Home  >  Article  >  Backend Development  >  Detailed explanation of sticky packet problem in python socket network programming

Detailed explanation of sticky packet problem in python socket network programming

不言
不言Original
2018-04-28 13:36:002114browse

This article mainly introduces the detailed explanation of the sticky problem of python socket network programming. Now I will share it with you and give you a reference. Let’s take a look together

1. Details of the sticky packet problem

1. Only TCP has packet sticking phenomenon, UDP will never Will stick packets

Your program actually does not have the right to directly operate the network card. When you operate the network card, you operate the interface exposed by the operating system to the user program. Then Every time your program wants to send data to a remote location, it actually copies the data from the user state to the kernel state. This operation consumes resources and time. Frequently exchanging data between the kernel state and the user state will inevitably cause the data to be sent. The efficiency is reduced. Therefore, in order to improve the transmission efficiency of the socket, the sender often has to collect enough data before sending the data to the other party once. If the data that needs to be sent several times in a row is very small, usually the TCP socket will combine the data into a TCP segment according to the optimization algorithm and send it out at once, so that the receiver receives the sticky packet data.

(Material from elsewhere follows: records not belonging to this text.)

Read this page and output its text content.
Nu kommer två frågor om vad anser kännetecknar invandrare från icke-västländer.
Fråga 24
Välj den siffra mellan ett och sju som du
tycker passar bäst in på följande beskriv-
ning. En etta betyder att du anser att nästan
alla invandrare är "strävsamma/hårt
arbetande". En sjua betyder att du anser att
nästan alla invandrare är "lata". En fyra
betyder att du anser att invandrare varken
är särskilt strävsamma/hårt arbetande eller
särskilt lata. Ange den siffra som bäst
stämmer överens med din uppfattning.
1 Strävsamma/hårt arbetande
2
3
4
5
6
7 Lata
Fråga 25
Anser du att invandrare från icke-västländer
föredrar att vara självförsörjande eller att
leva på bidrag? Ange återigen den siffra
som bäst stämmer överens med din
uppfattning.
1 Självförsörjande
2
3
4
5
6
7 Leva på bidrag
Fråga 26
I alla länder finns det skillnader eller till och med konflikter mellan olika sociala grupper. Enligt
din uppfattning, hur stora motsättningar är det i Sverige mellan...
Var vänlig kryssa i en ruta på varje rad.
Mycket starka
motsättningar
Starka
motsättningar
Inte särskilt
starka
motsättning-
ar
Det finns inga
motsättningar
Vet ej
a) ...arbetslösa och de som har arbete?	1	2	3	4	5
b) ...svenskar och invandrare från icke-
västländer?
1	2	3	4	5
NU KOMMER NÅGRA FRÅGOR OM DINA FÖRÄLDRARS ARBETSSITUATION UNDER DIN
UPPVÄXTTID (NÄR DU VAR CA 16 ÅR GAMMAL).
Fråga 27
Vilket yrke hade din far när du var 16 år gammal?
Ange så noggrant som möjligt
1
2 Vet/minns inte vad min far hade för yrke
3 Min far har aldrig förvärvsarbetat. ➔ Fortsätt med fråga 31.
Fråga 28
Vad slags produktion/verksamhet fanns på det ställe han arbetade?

2, first you need to master the principle of sending and receiving messages through a socket

The sender can be 1k, 1k of sending data and the receiving end application can extract 2k, 2k Of course, the data may be extracted from 3k or more k, that is to say, the application is invisible, so the TCP protocol is the protocol for that stream, which is also the reason why sticky packets are prone to occur, while UDP is for connectionless protocol, each UDP segment is a message, and the application must extract data in message units and cannot extract any byte of data at a time. This is very similar to TCP. How to define message? It is considered that the data written/sent by the other party at one time is a message. What needs to be known is that when the other party sends a message, no matter how Dingcheng fragments it, the TCP protocol layer will sort the data segments that make up the entire message. before appearing in the kernel buffer.

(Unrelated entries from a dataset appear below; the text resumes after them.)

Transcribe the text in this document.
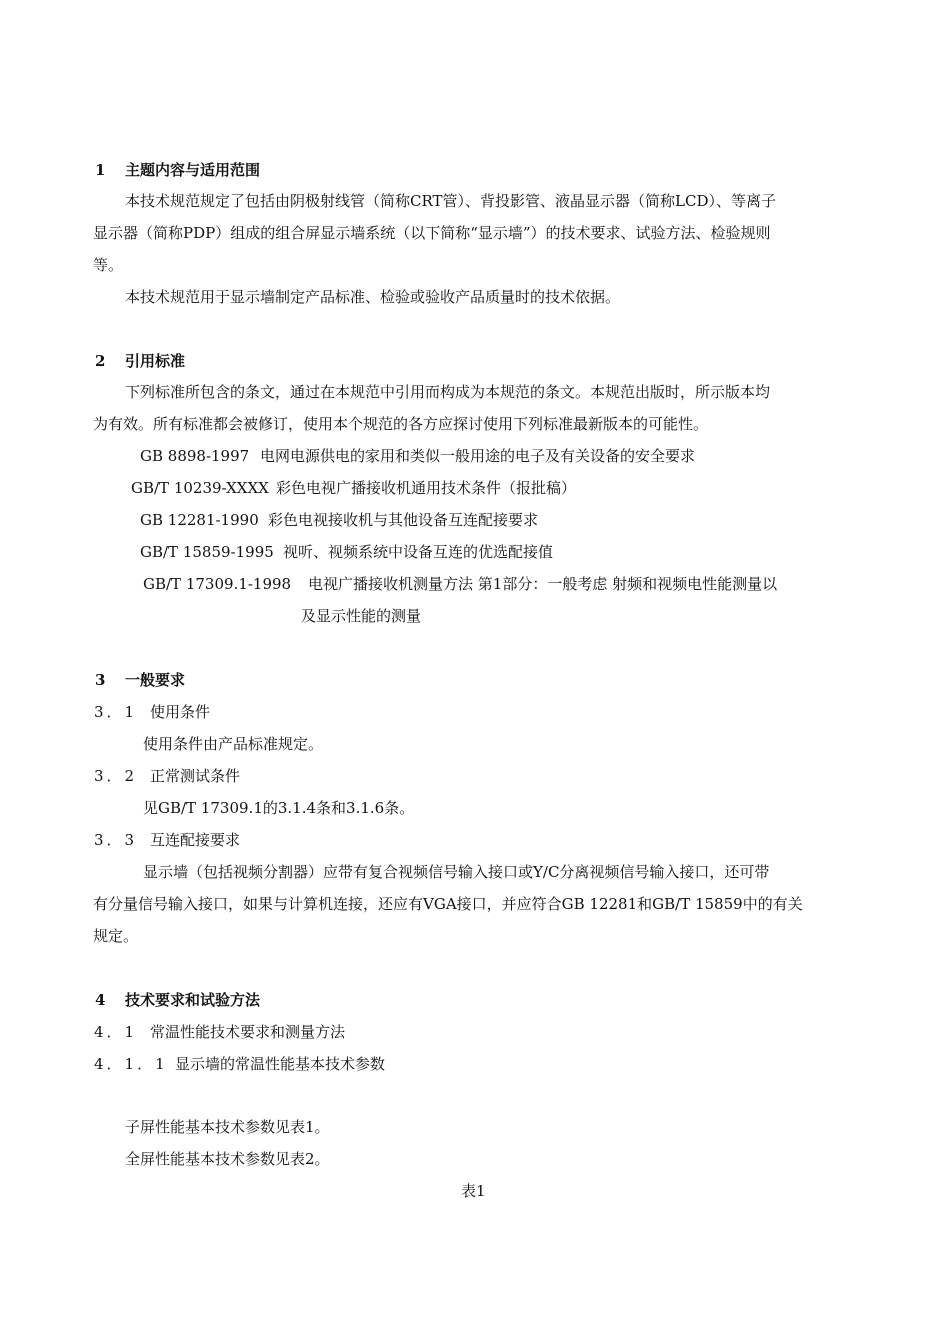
1 主题内容与适用范围
本技术规范规定了包括由阴极射线管（简称CRT管）、背投影管、液晶显示器（简称LCD）、等离子
显示器（简称PDP）组成的组合屏显示墙系统（以下简称“显示墙”）的技术要求、试验方法、检验规则
等。
本技术规范用于显示墙制定产品标准、检验或验收产品质量时的技术依据。
2 引用标准
下列标准所包含的条文，通过在本规范中引用而构成为本规范的条文。本规范出版时，所示版本均
为有效。所有标准都会被修订，使用本个规范的各方应探讨使用下列标准最新版本的可能性。
GB 8898-1997 电网电源供电的家用和类似一般用途的电子及有关设备的安全要求
GB/T 10239-XXXX 彩色电视广播接收机通用技术条件（报批稿）
GB 12281-1990 彩色电视接收机与其他设备互连配接要求
GB/T 15859-1995 视听、视频系统中设备互连的优选配接值
GB/T 17309.1-1998 电视广播接收机测量方法 第1部分：一般考虑 射频和视频电性能测量以
及显示性能的测量
3 一般要求
3．1 使用条件
使用条件由产品标准规定。
3．2 正常测试条件
见GB/T 17309.1的3.1.4条和3.1.6条。
3．3 互连配接要求
显示墙（包括视频分割器）应带有复合视频信号输入接口或Y/C分离视频信号输入接口，还可带
有分量信号输入接口，如果与计算机连接，还应有VGA接口，并应符合GB 12281和GB/T 15859中的有关
规定。
4 技术要求和试验方法
4．1 常温性能技术要求和测量方法
4．1．1 显示墙的常温性能基本技术参数
子屏性能基本技术参数见表1。
全屏性能基本技术参数见表2。
表1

For example, a TCP-based socket client uploads a file to the server. When sending, the file content is sent as a byte stream segment by segment. It seems even more stupid to the receiver who does not know the byte stream of the file. Where does it begin and where does it end.

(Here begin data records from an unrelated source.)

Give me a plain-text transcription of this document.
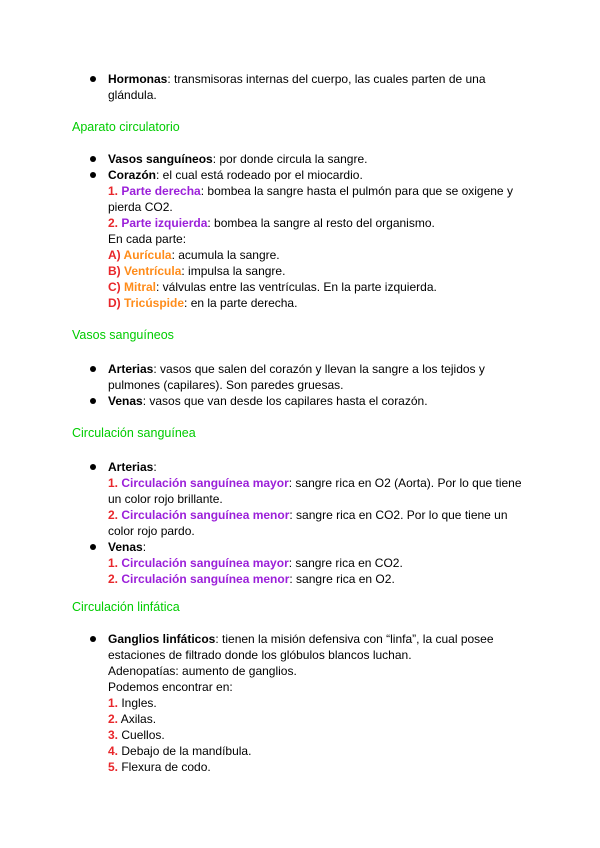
Hormonas: transmisoras internas del cuerpo, las cuales parten de una

glándula.

Aparato circulatorio

Vasos sanguíneos: por donde circula la sangre.

Corazón: el cual está rodeado por el miocardio.

1. Parte derecha: bombea la sangre hasta el pulmón para que se oxigene y

pierda CO2.

2. Parte izquierda: bombea la sangre al resto del organismo.

En cada parte:

A) Aurícula: acumula la sangre.

B) Ventrícula: impulsa la sangre.

C) Mitral: válvulas entre las ventrículas. En la parte izquierda.

D) Tricúspide: en la parte derecha.

Vasos sanguíneos

Arterias: vasos que salen del corazón y llevan la sangre a los tejidos y

pulmones (capilares). Son paredes gruesas.

Venas: vasos que van desde los capilares hasta el corazón.

Circulación sanguínea

Arterias:

1. Circulación sanguínea mayor: sangre rica en O2 (Aorta). Por lo que tiene

un color rojo brillante.

2. Circulación sanguínea menor: sangre rica en CO2. Por lo que tiene un

color rojo pardo.

Venas:

1. Circulación sanguínea mayor: sangre rica en CO2.

2. Circulación sanguínea menor: sangre rica en O2.

Circulación linfática

Ganglios linfáticos: tienen la misión defensiva con “linfa”, la cual posee

estaciones de filtrado donde los glóbulos blancos luchan.

Adenopatías: aumento de ganglios.

Podemos encontrar en:

1. Ingles.

2. Axilas.

3. Cuellos.

4. Debajo de la mandíbula.

5. Flexura de codo.
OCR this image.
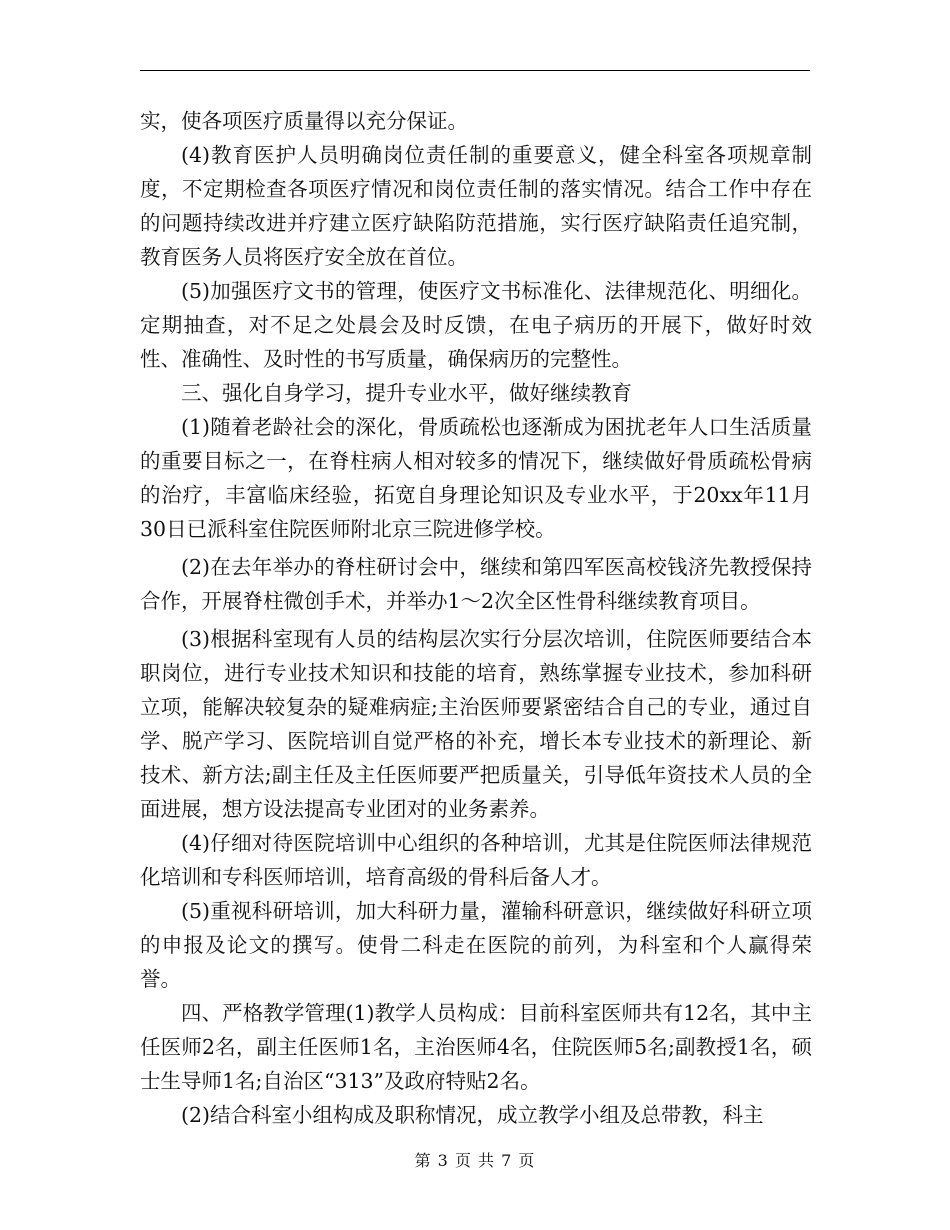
实，使各项医疗质量得以充分保证。

(4)教育医护人员明确岗位责任制的重要意义，健全科室各项规章制度，不定期检查各项医疗情况和岗位责任制的落实情况。结合工作中存在的问题持续改进并疗建立医疗缺陷防范措施，实行医疗缺陷责任追究制，教育医务人员将医疗安全放在首位。

(5)加强医疗文书的管理，使医疗文书标准化、法律规范化、明细化。定期抽查，对不足之处晨会及时反馈，在电子病历的开展下，做好时效性、准确性、及时性的书写质量，确保病历的完整性。

三、强化自身学习，提升专业水平，做好继续教育

(1)随着老龄社会的深化，骨质疏松也逐渐成为困扰老年人口生活质量的重要目标之一，在脊柱病人相对较多的情况下，继续做好骨质疏松骨病的治疗，丰富临床经验，拓宽自身理论知识及专业水平，于20xx年11月30日已派科室住院医师附北京三院进修学校。

(2)在去年举办的脊柱研讨会中，继续和第四军医高校钱济先教授保持合作，开展脊柱微创手术，并举办1～2次全区性骨科继续教育项目。

(3)根据科室现有人员的结构层次实行分层次培训，住院医师要结合本职岗位，进行专业技术知识和技能的培育，熟练掌握专业技术，参加科研立项，能解决较复杂的疑难病症;主治医师要紧密结合自己的专业，通过自学、脱产学习、医院培训自觉严格的补充，增长本专业技术的新理论、新技术、新方法;副主任及主任医师要严把质量关，引导低年资技术人员的全面进展，想方设法提高专业团对的业务素养。

(4)仔细对待医院培训中心组织的各种培训，尤其是住院医师法律规范化培训和专科医师培训，培育高级的骨科后备人才。

(5)重视科研培训，加大科研力量，灌输科研意识，继续做好科研立项的申报及论文的撰写。使骨二科走在医院的前列，为科室和个人赢得荣誉。

四、严格教学管理(1)教学人员构成：目前科室医师共有12名，其中主任医师2名，副主任医师1名，主治医师4名，住院医师5名;副教授1名，硕士生导师1名;自治区“313”及政府特贴2名。

(2)结合科室小组构成及职称情况，成立教学小组及总带教，科主

第 3 页 共 7 页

3, reasons for sticky packets

3-1 Direct reasons

The so-called sticky packet problem is mainly because the receiver does not know the difference between messages Boundary, caused by not knowing how many bytes of data to extract at one time

3-2 The root cause

The sticky packet caused by the sender is caused by the TCP protocol itself. TCP is to improve transmission For efficiency, the sender often has to collect enough data before sending a TCP segment. If there is very little data that needs to be sent several times in a row, usually TCP will combine the data into one TCP segment according to Optimization Algorithm and send it out at once, so that the receiver receives the sticky packet data.

3-3 Summary

  1. TCP (transport control protocol) is connection-oriented and stream-oriented, providing high reliability services. Both the sending and receiving ends (client and server) must have a pair of sockets. Therefore, in order to send multiple packets to the receiving end more efficiently, the sending end uses an optimization method (Nagle algorithm). Combine multiple data with small intervals and small data volume into one large data block, and then package it. In this way, it will be difficult for the receiving end to distinguish, and a scientific unpacking mechanism must be provided. That is, stream-oriented communication has no message protection boundaries.

  2. UDP (user datagram protocol) is connectionless, message-oriented, and provides high-efficiency services. The block merging optimization algorithm will not be used. Since UDP supports one-to-many mode, the skbuff (socket buffer) on the receiving end adopts a chain structure to record each arriving UDP packet. In each UDP There is a message header (message source address, port and other information) in the package, so that it is easy for the receiving end to distinguish and process it. That is, message-oriented communication has message protection boundaries.

  3. tcp is based on data flow, so the messages sent and received cannot be empty. This requires adding an empty message processing mechanism on both the client and the server to prevent program stuck Live, and UDP is based on datagrams. Even if you enter empty content (press Enter directly), it is not an empty message. The UDP protocol will help you encapsulate the message header. The experiment is abbreviated

UDP's recvfrom is blocked. One recvfrom(x) must be for only one sendinto(y). It is completed after collecting x bytes of data. If y>x data will be lost, which means that udp cannot Packets will stick, but data will be lost, and it is unreliable.

tcp protocol data will not be lost. If the packet is not received, the next time it is received, it will continue to receive the last time. The end always receives the ack when it is received. The buffer contents will be cleared. The data is reliable, but can be sticky.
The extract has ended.